As I get older, it seems like more food gets stuck between my teeth. Why does this happen? As we age, our enamel wears down, causing your teeth to get smaller and the spaces between your teeth to get bigger. Bigger spaces mean food is more likely to become caught between the teeth. Eroding enamel can also make your teeth more sensitive. If you experience tooth sensitivity, see your dentist.

Can I tell if I have a cavity? Only sometimes can patients tell if they have a cavity. Pain or sensitivity in just one area, or a brownish stain on top of the tooth, may be signs of a cavity. However, the only way to be sure is to visit your dentist for a professional exam.

Do I really need to go to the dentist twice per year? Yes, twice a year cleanings and check-ups are essential in maintaining good oral health. Waiting too long between visits allows more time for plaque you may miss while brushing and flossing to sit and harden on your teeth. If you do have a cavity, waiting too long to visit the dentist may allow the cavity to progress and affect a nearby nerve, resulting in a costly root canal.
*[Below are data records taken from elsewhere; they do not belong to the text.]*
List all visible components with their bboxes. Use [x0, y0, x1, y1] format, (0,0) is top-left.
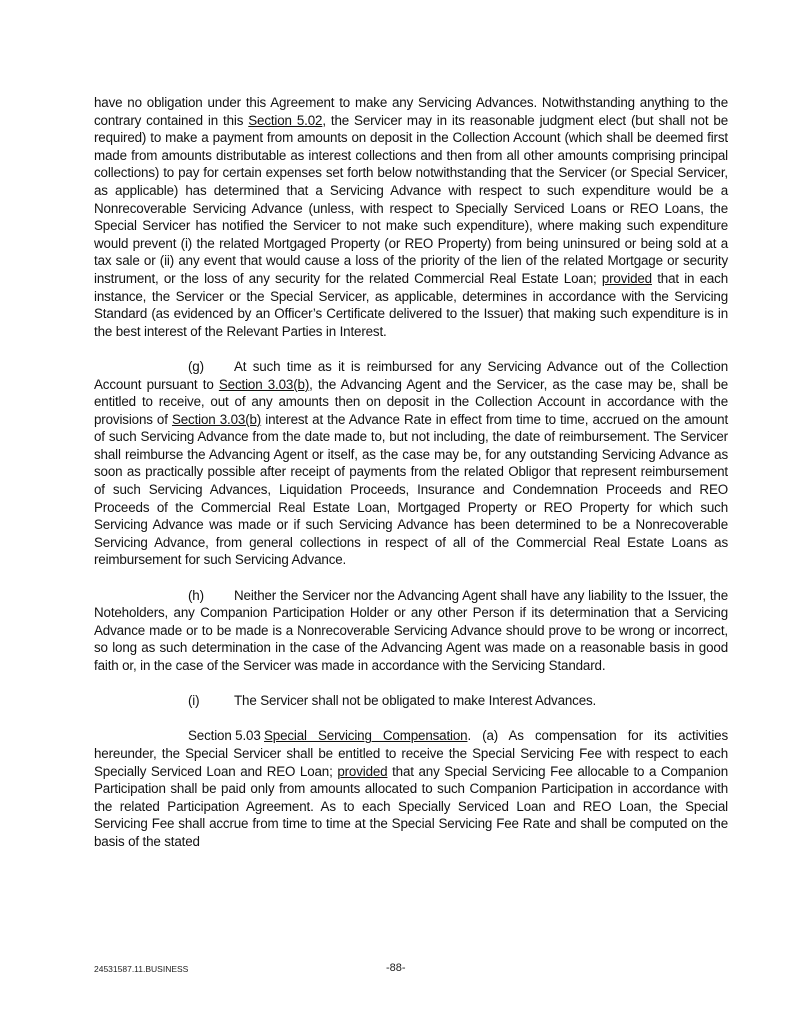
- section-5-02-reference: Section 5.02: [248, 112, 323, 128]
- paragraph-h: (h) Neither the Servicer nor the Advancing Agent shall have any liability to the Issuer, the Noteholders, any Companion Participation Holder or any other Person if its determination that a Servicing Advance made or to be made is a Nonrecoverable Servicing Advance should prove to be wrong or incorrect, so long as such determination in the case of the Advancing Agent was made on a reasonable basis in good faith or, in the case of the Servicer was made in accordance with the Servicing Standard.: [94, 587, 728, 673]
- paragraph-marker-i: (i): [188, 693, 200, 709]
- section-3-03b-reference: Section 3.03(b): [218, 376, 310, 392]
- paragraph-i: (i) The Servicer shall not be obligated to make Interest Advances.: [188, 693, 597, 709]
- paragraph-marker-h: (h): [188, 587, 204, 603]
- section-title: Special Servicing Compensation: [264, 728, 468, 744]
- section-3-03b-reference: Section 3.03(b): [171, 411, 262, 427]
- provided-emphasis: provided: [337, 763, 388, 779]
- page-number: -88-: [386, 962, 406, 974]
- document-id: 24531587.11.BUSINESS: [94, 964, 189, 974]
- paragraph-marker-g: (g): [188, 358, 204, 374]
- paragraph-g: (g) At such time as it is reimbursed for any Servicing Advance out of the Collection Account pursuant to Section 3.03(b), the Advancing Agent and the Servicer, as the case may be, shall be entitled to receive, out of any amounts then on deposit in the Collection Account in accordance with the provisions of Section 3.03(b) interest at the Advance Rate in effect from time to time, accrued on the amount of such Servicing Advance from the date made to, but not including, the date of reimbursement. The Servicer shall reimburse the Advancing Agent or itself, as the case may be, for any outstanding Servicing Advance as soon as practically possible after receipt of payments from the related Obligor that represent reimbursement of such Servicing Advances, Liquidation Proceeds, Insurance and Condemnation Proceeds and REO Proceeds of the Commercial Real Estate Loan, Mortgaged Property or REO Property for which such Servicing Advance was made or if such Servicing Advance has been determined to be a Nonrecoverable Servicing Advance, from general collections in respect of all of the Commercial Real Estate Loans as reimbursement for such Servicing Advance.: [94, 358, 729, 568]
- section-5-03: Section 5.03 Special Servicing Compensation. (a) As compensation for its activities hereunder, the Special Servicer shall be entitled to receive the Special Servicing Fee with respect to each Specially Serviced Loan and REO Loan; provided that any Special Servicing Fee allocable to a Companion Participation shall be paid only from amounts allocated to such Companion Participation in accordance with the related Participation Agreement. As to each Specially Serviced Loan and REO Loan, the Special Servicing Fee shall accrue from time to time at the Special Servicing Fee Rate and shall be computed on the basis of the stated: [94, 728, 729, 849]
- document-page: [94, 94, 728, 868]
- paragraph-f-continued: have no obligation under this Agreement to make any Servicing Advances. Notwithstanding anything to the contrary contained in this Section 5.02, the Servicer may in its reasonable judgment elect (but shall not be required) to make a payment from amounts on deposit in the Collection Account (which shall be deemed first made from amounts distributable as interest collections and then from all other amounts comprising principal collections) to pay for certain expenses set forth below notwithstanding that the Servicer (or Special Servicer, as applicable) has determined that a Servicing Advance with respect to such expenditure would be a Nonrecoverable Servicing Advance (unless, with respect to Specially Serviced Loans or REO Loans, the Special Servicer has notified the Servicer to not make such expenditure), where making such expenditure would prevent (i) the related Mortgaged Property (or REO Property) from being uninsured or being sold at a tax sale or (ii) any event that would cause a loss of the priority of the lien of the related Mortgage or security instrument, or the loss of any security for the related Commercial Real Estate Loan; provided that in each instance, the Servicer or the Special Servicer, as applicable, determines in accordance with the Servicing Standard (as evidenced by an Officer’s Certificate delivered to the Issuer) that making such expenditure is in the best interest of the Relevant Parties in Interest.: [94, 95, 729, 339]
- provided-emphasis: provided: [601, 270, 652, 286]
- section-number: Section 5.03: [188, 728, 261, 744]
Frequent visits also give your dentist more opportunity to spot signs of illness that may affect your whole body.

Are whitening treatments being offered in malls, tanning salons, and spas safe? Such treatments may be safe, but only if administered by a dental professional. An untrained person could end up damaging your teeth, and many operators are selling products that have not been proven safe or effective. Some states, such as Tennessee and Alabama, have banned whitening kiosks unless they are operated by a licensed dentist. If you do opt for professional teeth whitening, consult your dentist for a list of professional, proven products and techniques.